Five years ago, Nokia was the world's dominant cell phone maker. It held a commanding slice of the pie. Profits were soaring on the wings of cheap devices. RIM (RIMM) was nearly as dominant in its smartphone arena. It was hip to have a crackberry addiction. Then things began to change. Now, five years later, both companies are in nearly equally precarious positions, priming the companies for utter failure or rise-from-the-ashes success.
While Nokia and RIM fell from grace, Samsung and Apple rose to the top. Apple had the benefit of being new to the space. Samsung had the tougher task of retooling its existing line to keep pace with new devices from Apple and HTC. But now, after just a few quarters of neck-to-neck racing, Samsung overtook Apple to become the largest smartphone vendor and overtook Nokia to be the largest vendor overall.
Samsung had a blockbuster first part of the year. It shipped a whopping 42 million smartphones, and per IDC's research is the only Android vendor on an upswing. The rest of the players are seeing a steady decline in shipments. Samsung's Galaxy line of smartphones are Android's only bright spot right now.
RIM is also on the decline. The once-king of smartphones dropped more market share during the first part of 2012 and only accounted for 6.8% of the smartphone shipments in the first quarter of 2012. However, while I still believe RIM can turn things around, the Canadian-based company is in a very tough spot after failing to innovate fast enough to compete with iOS and Android. BlackBerry 10 is a great start.
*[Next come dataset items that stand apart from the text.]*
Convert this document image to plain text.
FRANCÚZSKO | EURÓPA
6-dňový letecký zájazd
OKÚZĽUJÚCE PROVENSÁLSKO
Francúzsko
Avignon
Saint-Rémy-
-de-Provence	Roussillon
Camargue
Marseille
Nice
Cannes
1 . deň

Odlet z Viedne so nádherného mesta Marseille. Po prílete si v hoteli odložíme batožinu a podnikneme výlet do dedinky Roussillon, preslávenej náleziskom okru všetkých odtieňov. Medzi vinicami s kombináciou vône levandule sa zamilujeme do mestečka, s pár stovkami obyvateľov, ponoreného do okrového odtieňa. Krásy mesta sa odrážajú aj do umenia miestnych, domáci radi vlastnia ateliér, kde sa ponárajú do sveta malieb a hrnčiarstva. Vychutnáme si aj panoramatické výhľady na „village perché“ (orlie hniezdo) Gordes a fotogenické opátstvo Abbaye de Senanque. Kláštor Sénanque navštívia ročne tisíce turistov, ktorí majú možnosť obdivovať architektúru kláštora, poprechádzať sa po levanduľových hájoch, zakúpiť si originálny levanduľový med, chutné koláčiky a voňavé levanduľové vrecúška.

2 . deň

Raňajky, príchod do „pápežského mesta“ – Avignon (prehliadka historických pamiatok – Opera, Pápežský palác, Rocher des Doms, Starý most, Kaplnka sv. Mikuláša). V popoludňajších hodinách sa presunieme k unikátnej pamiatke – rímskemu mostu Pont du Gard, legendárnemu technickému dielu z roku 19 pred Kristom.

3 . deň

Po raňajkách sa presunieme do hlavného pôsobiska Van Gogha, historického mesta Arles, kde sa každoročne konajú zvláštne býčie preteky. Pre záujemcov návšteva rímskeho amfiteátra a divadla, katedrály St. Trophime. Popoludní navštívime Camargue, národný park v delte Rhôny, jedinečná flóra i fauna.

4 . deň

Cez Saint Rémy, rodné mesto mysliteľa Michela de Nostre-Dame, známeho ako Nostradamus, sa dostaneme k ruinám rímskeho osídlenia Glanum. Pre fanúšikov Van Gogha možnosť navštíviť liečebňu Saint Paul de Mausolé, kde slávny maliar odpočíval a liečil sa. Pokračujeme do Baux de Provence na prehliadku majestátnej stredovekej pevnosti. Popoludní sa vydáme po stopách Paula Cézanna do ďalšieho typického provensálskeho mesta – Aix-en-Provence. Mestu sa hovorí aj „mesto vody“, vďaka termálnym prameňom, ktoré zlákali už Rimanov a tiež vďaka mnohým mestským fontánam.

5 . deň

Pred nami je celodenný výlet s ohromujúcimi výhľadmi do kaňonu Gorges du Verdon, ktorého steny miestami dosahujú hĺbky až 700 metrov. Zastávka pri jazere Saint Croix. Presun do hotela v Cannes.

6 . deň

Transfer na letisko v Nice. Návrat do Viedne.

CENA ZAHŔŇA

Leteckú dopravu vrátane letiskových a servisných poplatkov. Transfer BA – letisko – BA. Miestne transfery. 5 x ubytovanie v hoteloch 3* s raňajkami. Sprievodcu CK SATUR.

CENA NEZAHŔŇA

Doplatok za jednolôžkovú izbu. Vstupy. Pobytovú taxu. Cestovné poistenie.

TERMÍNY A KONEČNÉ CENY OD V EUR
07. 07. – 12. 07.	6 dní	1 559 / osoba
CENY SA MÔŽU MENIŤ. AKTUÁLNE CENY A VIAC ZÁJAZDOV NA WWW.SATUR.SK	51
Nokia and RIM's decline was caused by sheer arrogance. The two companies rested on their respective successes. Failure to innovate and sell existing supporters on changes is a recipe for disaster. Instead of following the market toward high-end devices, both companies dove headfirst toward the low-end, leading the race downmarket.
Samsung went the other way. The Korean company followed Apple upmarket. In fact, they may have followed a bit too closely. Remember the never-ending patent battle over the striking similarities between Galaxy smartphones and Apple's iPhone?
The first line of Galaxy S smartphones were haphazard at best, but they set the stage for the fantastic Galaxy S II line. Now, as Samsung is the new king of mobile, the third generation is set to launch within the coming weeks. Samsung is succeeding because it kept moving.
The mobile phone wars are far from over. Apple and Samsung will continue to fight it out. The Samsung Galaxy S III will launch this month but the iPhone 5 (or whatever it's to be called) is coming soon as well. These reports also indicate that other smartphone vendors, being Android supporters or not, are seeing steady declines in shipments. It might soon be a two dog race.